A few times a year we would load his stuff into his big old van, then help him onto the ramp so he could get inside. Hook his chair to the floor with ratchet straps and drive him to convention centers so he could sell prints and originals. It was heavy and repetitive, and tiring in the Vegas heat.
Yet the whole time you’re doing it, you’re saying to yourself, what am I going to do? Cry about it to the guy who can’t walk? Can’t take a leak without help? Come on, man. Even when I was just a low-ambition punk@$$ from Henderson I could figure that part out.
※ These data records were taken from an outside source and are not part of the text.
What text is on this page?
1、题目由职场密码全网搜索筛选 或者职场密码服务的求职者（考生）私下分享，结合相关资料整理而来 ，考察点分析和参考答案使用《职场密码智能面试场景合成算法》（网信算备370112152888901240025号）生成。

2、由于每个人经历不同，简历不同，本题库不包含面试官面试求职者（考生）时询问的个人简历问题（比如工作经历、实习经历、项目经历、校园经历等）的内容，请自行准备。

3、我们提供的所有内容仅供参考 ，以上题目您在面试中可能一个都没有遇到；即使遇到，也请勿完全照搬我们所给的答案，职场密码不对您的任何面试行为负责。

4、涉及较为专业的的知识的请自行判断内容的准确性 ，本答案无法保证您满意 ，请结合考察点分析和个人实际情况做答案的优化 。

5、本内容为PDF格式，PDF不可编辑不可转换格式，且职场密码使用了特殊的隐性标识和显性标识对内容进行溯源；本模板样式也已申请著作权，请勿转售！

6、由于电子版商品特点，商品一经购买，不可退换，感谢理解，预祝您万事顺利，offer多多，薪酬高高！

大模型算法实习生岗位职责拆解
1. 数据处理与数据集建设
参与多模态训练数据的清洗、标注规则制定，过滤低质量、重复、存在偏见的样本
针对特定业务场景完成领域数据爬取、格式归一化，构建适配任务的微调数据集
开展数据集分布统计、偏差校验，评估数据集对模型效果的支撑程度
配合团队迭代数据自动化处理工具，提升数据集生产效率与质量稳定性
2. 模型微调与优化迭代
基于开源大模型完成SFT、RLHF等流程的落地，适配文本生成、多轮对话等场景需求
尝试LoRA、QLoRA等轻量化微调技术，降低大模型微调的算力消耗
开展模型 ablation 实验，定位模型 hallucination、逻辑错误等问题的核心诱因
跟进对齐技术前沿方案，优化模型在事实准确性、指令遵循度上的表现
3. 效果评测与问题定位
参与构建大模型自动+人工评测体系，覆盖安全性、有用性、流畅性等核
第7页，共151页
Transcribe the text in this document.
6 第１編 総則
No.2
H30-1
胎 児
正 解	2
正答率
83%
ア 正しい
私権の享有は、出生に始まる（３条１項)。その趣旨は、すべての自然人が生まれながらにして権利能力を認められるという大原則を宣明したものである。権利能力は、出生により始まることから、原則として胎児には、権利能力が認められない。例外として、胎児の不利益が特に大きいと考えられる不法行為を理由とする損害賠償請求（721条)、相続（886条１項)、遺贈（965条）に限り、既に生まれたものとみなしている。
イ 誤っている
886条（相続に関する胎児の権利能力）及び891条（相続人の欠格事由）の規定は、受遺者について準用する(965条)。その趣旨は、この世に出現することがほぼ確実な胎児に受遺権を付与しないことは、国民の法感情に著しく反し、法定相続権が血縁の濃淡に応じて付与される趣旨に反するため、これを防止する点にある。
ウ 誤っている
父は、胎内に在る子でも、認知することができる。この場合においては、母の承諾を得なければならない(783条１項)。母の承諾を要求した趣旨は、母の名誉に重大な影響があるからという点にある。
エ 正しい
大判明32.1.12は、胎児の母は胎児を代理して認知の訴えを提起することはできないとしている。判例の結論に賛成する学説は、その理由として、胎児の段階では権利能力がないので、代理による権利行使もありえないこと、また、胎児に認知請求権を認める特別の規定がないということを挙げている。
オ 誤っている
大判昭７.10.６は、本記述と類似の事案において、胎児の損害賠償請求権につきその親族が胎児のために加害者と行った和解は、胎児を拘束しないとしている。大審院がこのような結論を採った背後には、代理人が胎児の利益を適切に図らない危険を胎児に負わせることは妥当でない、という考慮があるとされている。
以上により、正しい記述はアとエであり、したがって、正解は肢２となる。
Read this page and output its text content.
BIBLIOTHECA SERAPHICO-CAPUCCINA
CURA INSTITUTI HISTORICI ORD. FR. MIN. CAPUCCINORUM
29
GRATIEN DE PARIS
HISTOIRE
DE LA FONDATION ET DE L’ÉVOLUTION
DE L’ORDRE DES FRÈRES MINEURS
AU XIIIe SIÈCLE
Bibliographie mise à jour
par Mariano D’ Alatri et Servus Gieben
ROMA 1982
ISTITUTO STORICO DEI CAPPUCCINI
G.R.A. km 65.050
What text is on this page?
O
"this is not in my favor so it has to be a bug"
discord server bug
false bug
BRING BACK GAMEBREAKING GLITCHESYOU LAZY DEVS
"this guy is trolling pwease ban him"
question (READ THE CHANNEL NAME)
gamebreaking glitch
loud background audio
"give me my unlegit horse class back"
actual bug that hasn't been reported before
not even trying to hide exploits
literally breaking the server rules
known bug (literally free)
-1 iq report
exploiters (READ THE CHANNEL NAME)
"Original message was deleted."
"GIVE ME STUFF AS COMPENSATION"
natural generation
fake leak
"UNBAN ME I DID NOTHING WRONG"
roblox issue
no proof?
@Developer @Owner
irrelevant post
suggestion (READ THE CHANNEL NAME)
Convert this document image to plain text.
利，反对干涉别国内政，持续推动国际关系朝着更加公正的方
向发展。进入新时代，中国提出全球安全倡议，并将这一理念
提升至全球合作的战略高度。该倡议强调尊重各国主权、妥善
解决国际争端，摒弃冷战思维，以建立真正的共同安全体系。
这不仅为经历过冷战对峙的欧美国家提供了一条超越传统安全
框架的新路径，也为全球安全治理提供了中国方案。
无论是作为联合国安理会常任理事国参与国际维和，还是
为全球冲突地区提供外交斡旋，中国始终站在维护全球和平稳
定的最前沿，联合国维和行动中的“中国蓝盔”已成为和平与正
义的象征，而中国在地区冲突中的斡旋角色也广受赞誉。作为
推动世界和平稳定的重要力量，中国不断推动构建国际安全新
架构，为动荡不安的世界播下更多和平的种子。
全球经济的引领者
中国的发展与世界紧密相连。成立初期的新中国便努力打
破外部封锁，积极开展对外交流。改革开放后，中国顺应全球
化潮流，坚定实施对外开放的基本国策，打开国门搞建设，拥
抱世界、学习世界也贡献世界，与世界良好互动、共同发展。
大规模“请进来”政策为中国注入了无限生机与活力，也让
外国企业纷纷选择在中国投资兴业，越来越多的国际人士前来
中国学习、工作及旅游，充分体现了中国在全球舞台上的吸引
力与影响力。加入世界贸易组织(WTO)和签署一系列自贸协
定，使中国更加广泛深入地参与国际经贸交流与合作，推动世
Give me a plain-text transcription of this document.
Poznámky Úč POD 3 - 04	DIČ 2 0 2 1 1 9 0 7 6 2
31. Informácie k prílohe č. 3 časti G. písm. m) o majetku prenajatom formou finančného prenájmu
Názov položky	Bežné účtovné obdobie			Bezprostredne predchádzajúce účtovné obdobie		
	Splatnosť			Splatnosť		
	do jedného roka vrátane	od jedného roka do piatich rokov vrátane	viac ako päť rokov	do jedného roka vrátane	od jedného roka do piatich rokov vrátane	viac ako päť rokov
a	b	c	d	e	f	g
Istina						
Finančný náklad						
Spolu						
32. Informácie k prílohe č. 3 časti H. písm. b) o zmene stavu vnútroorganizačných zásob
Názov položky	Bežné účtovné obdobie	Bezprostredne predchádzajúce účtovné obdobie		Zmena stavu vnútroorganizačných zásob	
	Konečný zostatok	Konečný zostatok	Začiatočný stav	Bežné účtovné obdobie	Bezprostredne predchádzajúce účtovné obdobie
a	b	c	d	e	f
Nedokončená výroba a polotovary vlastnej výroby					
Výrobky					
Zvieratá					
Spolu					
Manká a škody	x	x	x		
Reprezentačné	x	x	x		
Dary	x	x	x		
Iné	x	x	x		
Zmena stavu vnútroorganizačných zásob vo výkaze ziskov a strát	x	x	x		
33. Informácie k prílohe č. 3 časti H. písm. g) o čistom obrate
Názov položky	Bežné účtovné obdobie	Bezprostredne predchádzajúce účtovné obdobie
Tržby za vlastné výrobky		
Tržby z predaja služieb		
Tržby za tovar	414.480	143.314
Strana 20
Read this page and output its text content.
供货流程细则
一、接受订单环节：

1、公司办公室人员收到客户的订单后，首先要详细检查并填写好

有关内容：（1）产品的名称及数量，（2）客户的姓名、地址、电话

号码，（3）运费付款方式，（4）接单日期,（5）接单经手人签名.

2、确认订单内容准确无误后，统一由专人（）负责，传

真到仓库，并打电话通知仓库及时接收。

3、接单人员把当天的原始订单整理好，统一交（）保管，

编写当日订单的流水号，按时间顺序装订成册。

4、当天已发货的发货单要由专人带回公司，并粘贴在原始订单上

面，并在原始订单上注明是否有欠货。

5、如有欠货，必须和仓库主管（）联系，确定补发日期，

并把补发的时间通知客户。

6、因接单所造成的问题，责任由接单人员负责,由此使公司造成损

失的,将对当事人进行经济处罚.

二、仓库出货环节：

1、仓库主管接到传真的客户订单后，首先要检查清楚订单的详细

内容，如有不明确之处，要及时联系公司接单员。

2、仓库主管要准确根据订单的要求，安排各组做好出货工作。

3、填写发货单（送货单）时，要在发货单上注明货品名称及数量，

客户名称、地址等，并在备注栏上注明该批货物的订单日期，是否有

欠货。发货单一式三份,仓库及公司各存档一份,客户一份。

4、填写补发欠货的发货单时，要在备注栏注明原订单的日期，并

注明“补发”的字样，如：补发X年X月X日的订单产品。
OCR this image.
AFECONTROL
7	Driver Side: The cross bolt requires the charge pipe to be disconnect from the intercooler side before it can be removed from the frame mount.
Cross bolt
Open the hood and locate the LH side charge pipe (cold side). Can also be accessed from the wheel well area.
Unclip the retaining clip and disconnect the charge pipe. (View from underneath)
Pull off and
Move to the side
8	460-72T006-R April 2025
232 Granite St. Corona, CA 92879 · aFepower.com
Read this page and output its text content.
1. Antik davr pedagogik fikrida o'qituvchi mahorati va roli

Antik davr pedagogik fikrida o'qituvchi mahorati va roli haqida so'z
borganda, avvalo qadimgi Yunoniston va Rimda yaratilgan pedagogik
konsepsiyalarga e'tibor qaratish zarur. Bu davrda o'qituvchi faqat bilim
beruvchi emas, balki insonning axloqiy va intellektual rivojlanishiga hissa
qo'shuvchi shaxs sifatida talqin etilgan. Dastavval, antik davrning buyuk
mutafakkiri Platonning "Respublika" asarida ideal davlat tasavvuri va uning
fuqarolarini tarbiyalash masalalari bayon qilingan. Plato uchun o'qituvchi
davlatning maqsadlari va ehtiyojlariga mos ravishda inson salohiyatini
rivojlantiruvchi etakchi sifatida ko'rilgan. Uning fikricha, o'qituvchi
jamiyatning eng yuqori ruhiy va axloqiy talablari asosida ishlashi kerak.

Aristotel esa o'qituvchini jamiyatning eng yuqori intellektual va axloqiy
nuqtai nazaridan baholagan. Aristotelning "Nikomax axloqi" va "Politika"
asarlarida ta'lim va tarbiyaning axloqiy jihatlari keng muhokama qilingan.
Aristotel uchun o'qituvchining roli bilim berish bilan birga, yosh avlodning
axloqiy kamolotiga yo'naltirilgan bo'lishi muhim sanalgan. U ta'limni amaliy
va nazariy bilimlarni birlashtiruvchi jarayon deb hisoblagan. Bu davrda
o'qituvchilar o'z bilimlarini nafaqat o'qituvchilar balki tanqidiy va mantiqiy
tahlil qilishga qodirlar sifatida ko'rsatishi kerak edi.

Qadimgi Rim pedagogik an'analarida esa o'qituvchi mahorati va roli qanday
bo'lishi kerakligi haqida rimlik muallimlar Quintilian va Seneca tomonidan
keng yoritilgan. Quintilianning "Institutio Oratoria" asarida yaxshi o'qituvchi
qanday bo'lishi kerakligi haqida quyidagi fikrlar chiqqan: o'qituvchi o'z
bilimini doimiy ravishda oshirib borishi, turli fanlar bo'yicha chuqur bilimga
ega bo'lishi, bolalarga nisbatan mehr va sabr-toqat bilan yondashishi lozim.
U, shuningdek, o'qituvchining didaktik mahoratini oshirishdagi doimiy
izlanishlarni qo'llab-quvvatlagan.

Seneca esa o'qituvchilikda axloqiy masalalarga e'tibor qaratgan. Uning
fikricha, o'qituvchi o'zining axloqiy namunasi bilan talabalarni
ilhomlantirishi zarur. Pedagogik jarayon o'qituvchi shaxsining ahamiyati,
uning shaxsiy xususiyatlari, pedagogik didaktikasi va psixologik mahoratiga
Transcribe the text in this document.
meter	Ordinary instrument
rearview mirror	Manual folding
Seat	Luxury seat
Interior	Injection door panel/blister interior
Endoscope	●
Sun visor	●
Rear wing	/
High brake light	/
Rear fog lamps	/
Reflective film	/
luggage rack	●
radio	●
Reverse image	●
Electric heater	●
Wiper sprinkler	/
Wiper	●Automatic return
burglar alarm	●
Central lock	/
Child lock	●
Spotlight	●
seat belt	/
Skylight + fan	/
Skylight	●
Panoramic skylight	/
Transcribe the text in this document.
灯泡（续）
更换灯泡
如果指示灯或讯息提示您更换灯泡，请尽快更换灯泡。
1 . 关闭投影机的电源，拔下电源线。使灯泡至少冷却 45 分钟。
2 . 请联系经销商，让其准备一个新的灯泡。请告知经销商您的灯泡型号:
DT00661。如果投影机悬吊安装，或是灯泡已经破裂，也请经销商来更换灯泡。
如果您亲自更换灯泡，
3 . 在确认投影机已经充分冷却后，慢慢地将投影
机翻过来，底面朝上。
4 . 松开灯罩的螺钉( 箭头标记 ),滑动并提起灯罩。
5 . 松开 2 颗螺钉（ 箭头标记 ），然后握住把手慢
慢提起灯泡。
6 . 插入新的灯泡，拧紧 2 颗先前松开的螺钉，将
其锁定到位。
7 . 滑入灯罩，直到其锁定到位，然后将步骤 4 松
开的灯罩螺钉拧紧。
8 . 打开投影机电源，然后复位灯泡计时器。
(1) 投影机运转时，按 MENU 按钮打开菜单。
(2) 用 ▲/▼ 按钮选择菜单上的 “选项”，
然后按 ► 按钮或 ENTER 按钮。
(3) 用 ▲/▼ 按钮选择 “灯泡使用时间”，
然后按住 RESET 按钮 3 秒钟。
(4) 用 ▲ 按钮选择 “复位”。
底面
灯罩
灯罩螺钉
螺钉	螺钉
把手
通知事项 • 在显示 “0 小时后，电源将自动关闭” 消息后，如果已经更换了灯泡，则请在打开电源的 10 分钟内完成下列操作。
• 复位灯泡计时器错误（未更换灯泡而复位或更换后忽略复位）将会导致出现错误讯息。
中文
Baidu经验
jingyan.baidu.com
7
There are still times that I feel bad about not being there when he died, in July of 2001. I had missed our appointment on the 2nd of that month because I finally had things on my calendar. I had a job (tire tech) and a sport to train for (cheerleading).
He called our house and asked if I was coming. It was 6:30. I apologized profusely, I can’t even remember what I was doing that night but I was busy. He said NBD, he would call his niece, she was over there all the time.
I said I would make it up to him next month. He died about two weeks later.
I made it a point to sing at his funeral. Felt I owed him that.
Often I make the mistake of assuming that everyone has had the same life experiences I have, that they’ve known the same kind of people and have shaped their expectations of life accordingly. I have to remind myself that that isn’t the case.
We’ve all had unique struggles, they just happen in the same vein sometimes. And there will always be someone who has it worse than we do–not that it’s a competition. The point is that someone else’s trials can help you realize not only your blessings, but the limitations you are putting on yourself.
Especially today, in the age of competitive victimhood, with social media being such an easy platform for you to scream your hardships into the void of the world, looking for validation.
When that temptation arises, think of men like Jim. He dealt with those demons at some point in his life, I’m sure of it. That kind of stoicism is usually a destination, not a starting point, and he got there.
I for one am very grateful that he did, and for what he taught me in our short time together. Men like that ought to be remembered.
Learn from that. And get back to work.